Better stock up tights and slim slacks now. If you’ve walked by an American Apparel store in the past month or so, you’ve seen those big signs announcing everything in the store is 40 percent off, a discount big enough to make you not regret the price you pay for a simple, if undeniably comfortable, T-shirt. That was before the retailer was sold off to Canadian company and maker of uncomfortable T-shirts Gildan last week. Now, layoffs have begun and all 110 outlets of the retailer are set to close, including the ones in Brooklyn.
A worker at the Flatbush Avenue store last week seemed optimistic the store might stick around (it won’t, based on news reports; stores may start closing in 100 days). When I asked when the 40 percent-off sale is ending, she said “I don’t think it is.” That means the process of liquidating American Apparel’s stock of slim slacks and hoodies and unitards is well underway, and discounts are only going to get steeper as the days tick by.

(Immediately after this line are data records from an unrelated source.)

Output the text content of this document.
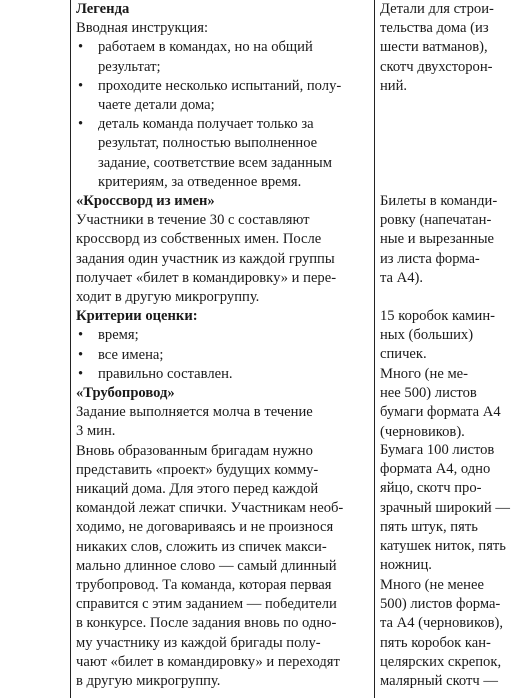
Легенда
Вводная инструкция:
• работаем в командах, но на общий
результат;
• проходите несколько испытаний, полу-
чаете детали дома;
• деталь команда получает только за
результат, полностью выполненное
задание, соответствие всем заданным
критериям, за отведенное время.
«Кроссворд из имен»
Участники в течение 30 с составляют
кроссворд из собственных имен. После
задания один участник из каждой группы
получает «билет в командировку» и пере-
ходит в другую микрогруппу.
Критерии оценки:
• время;
• все имена;
• правильно составлен.
«Трубопровод»
Задание выполняется молча в течение
3 мин.
Вновь образованным бригадам нужно
представить «проект» будущих комму-
никаций дома. Для этого перед каждой
командой лежат спички. Участникам необ-
ходимо, не договариваясь и не произнося
никаких слов, сложить из спичек макси-
мально длинное слово — самый длинный
трубопровод. Та команда, которая первая
справится с этим заданием — победители
в конкурсе. После задания вновь по одно-
му участнику из каждой бригады полу-
чают «билет в командировку» и переходят
в другую микрогруппу.
Детали для строи-
тельства дома (из
шести ватманов),
скотч двухсторон-
ний.
Билеты в команди-
ровку (напечатан-
ные и вырезанные
из листа форма-
та А4).
15 коробок камин-
ных (больших)
спичек.
Много (не ме-
нее 500) листов
бумаги формата А4
(черновиков).
Бумага 100 листов
формата А4, одно
яйцо, скотч про-
зрачный широкий —
пять штук, пять
катушек ниток, пять
ножниц.
Много (не менее
500) листов форма-
та А4 (черновиков),
пять коробок кан-
целярских скрепок,
малярный скотч —
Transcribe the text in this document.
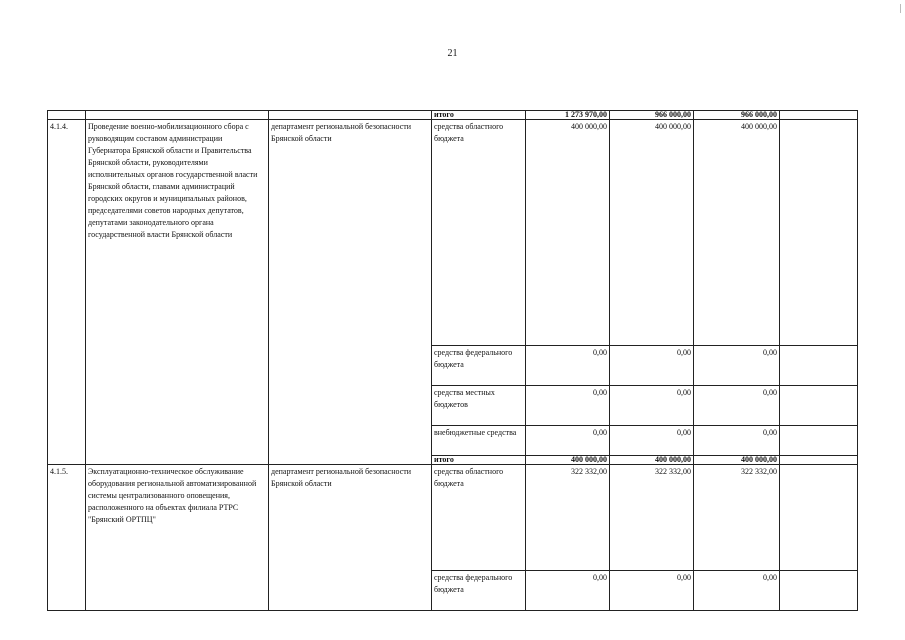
21
			итого	1 273 970,00	966 000,00	966 000,00	
4.1.4.	Проведение военно-мобилизационного сбора с руководящим составом администрации Губернатора Брянской области и Правительства Брянской области, руководителями исполнительных органов государственной власти Брянской области, главами администраций городских округов и муниципальных районов, председателями советов народных депутатов, депутатами законодательного органа государственной власти Брянской области	департамент региональной безопасности Брянской области	средства областного бюджета	400 000,00	400 000,00	400 000,00	
			средства федерального бюджета	0,00	0,00	0,00	
			средства местных бюджетов	0,00	0,00	0,00	
			внебюджетные средства	0,00	0,00	0,00	
			итого	400 000,00	400 000,00	400 000,00	
4.1.5.	Эксплуатационно-техническое обслуживание оборудования региональной автоматизированной системы централизованного оповещения, расположенного на объектах филиала РТРС "Брянский ОРТПЦ"	департамент региональной безопасности Брянской области	средства областного бюджета	322 332,00	322 332,00	322 332,00	
			средства федерального бюджета	0,00	0,00	0,00	
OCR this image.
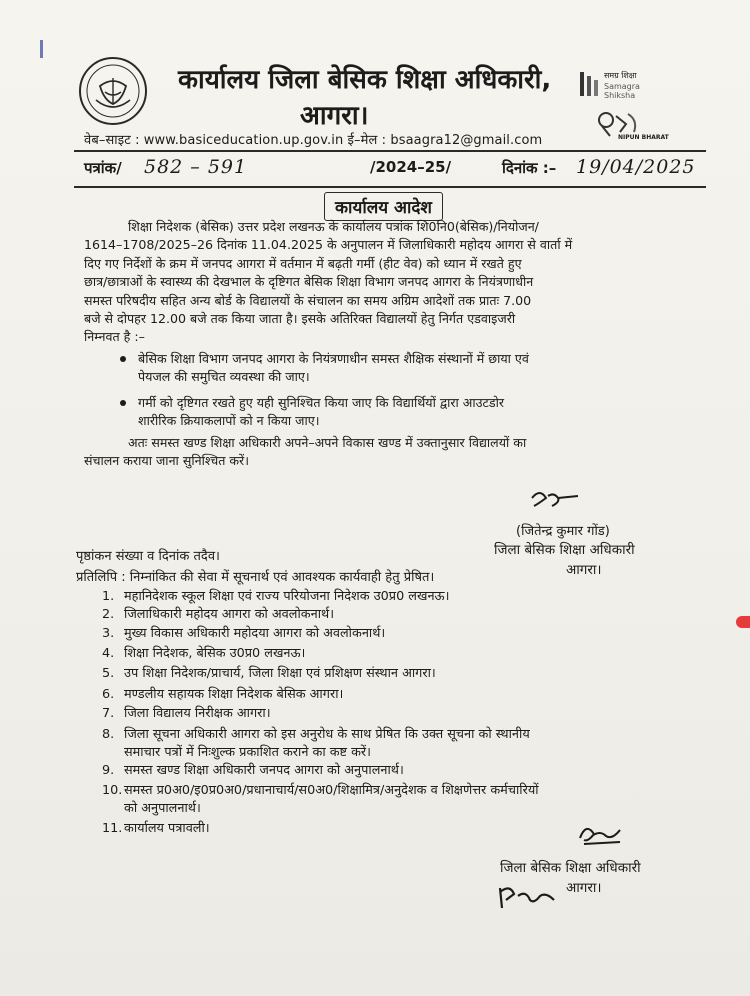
कार्यालय जिला बेसिक शिक्षा अधिकारी,
आगरा।
समग्र शिक्षा
Samagra Shiksha
NIPUN BHARAT
वेब–साइट : www.basiceducation.up.gov.in ई–मेल : bsaagra12@gmail.com
पत्रांक/ 582 – 591	/2024–25/	दिनांक :– 19/04/2025
कार्यालय आदेश
शिक्षा निदेशक (बेसिक) उत्तर प्रदेश लखनऊ के कार्यालय पत्रांक शि0नि0(बेसिक)/नियोजन/
1614–1708/2025–26 दिनांक 11.04.2025 के अनुपालन में जिलाधिकारी महोदय आगरा से वार्ता में
दिए गए निर्देशों के क्रम में जनपद आगरा में वर्तमान में बढ़ती गर्मी (हीट वेव) को ध्यान में रखते हुए
छात्र/छात्राओं के स्वास्थ्य की देखभाल के दृष्टिगत बेसिक शिक्षा विभाग जनपद आगरा के नियंत्रणाधीन
समस्त परिषदीय सहित अन्य बोर्ड के विद्यालयों के संचालन का समय अग्रिम आदेशों तक प्रातः 7.00
बजे से दोपहर 12.00 बजे तक किया जाता है। इसके अतिरिक्त विद्यालयों हेतु निर्गत एडवाइजरी
निम्नवत है :–
बेसिक शिक्षा विभाग जनपद आगरा के नियंत्रणाधीन समस्त शैक्षिक संस्थानों में छाया एवं
पेयजल की समुचित व्यवस्था की जाए।
गर्मी को दृष्टिगत रखते हुए यही सुनिश्चित किया जाए कि विद्यार्थियों द्वारा आउटडोर
शारीरिक क्रियाकलापों को न किया जाए।
अतः समस्त खण्ड शिक्षा अधिकारी अपने–अपने विकास खण्ड में उक्तानुसार विद्यालयों का
संचालन कराया जाना सुनिश्चित करें।
(जितेन्द्र कुमार गोंड)
जिला बेसिक शिक्षा अधिकारी
आगरा।
पृष्ठांकन संख्या व दिनांक तदैव।
प्रतिलिपि : निम्नांकित की सेवा में सूचनार्थ एवं आवश्यक कार्यवाही हेतु प्रेषित।
1. महानिदेशक स्कूल शिक्षा एवं राज्य परियोजना निदेशक उ0प्र0 लखनऊ।
2. जिलाधिकारी महोदय आगरा को अवलोकनार्थ।
3. मुख्य विकास अधिकारी महोदया आगरा को अवलोकनार्थ।
4. शिक्षा निदेशक, बेसिक उ0प्र0 लखनऊ।
5. उप शिक्षा निदेशक/प्राचार्य, जिला शिक्षा एवं प्रशिक्षण संस्थान आगरा।
6. मण्डलीय सहायक शिक्षा निदेशक बेसिक आगरा।
7. जिला विद्यालय निरीक्षक आगरा।
8. जिला सूचना अधिकारी आगरा को इस अनुरोध के साथ प्रेषित कि उक्त सूचना को स्थानीय
समाचार पत्रों में निःशुल्क प्रकाशित कराने का कष्ट करें।
9. समस्त खण्ड शिक्षा अधिकारी जनपद आगरा को अनुपालनार्थ।
10. समस्त प्र0अ0/इ0प्र0अ0/प्रधानाचार्य/स0अ0/शिक्षामित्र/अनुदेशक व शिक्षणेत्तर कर्मचारियों
को अनुपालनार्थ।
11. कार्यालय पत्रावली।
जिला बेसिक शिक्षा अधिकारी
आगरा।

If you read a lot of Brokelyn, you know we spend a lot of time clowing on #brands, but it was hard not to have a love-hate-mostly-love relationship with American Apparel, once it passed out of its Terry Richardson, sexual predator phase, at least. It’s OK to pay a little more for a T shirt if you know it’s made for fair wages in the USA, because that’s better for everyone in the long run. And the clothes are simple, logo-free vestments that pass the very basic test of comfortable things you can wear out of the house in decent society. At a time when no one was making clothes for slim guys, American Apparel looked at guys like me and said “No one is making shirts for that guy. Let’s make shirts for that guy!”
The deep discounts — which you can use online too — mean you can get all your AA basics for less than what you’d pay for other brands, but the shelves will start getting bare real soon. At least we still have L Train Vintage.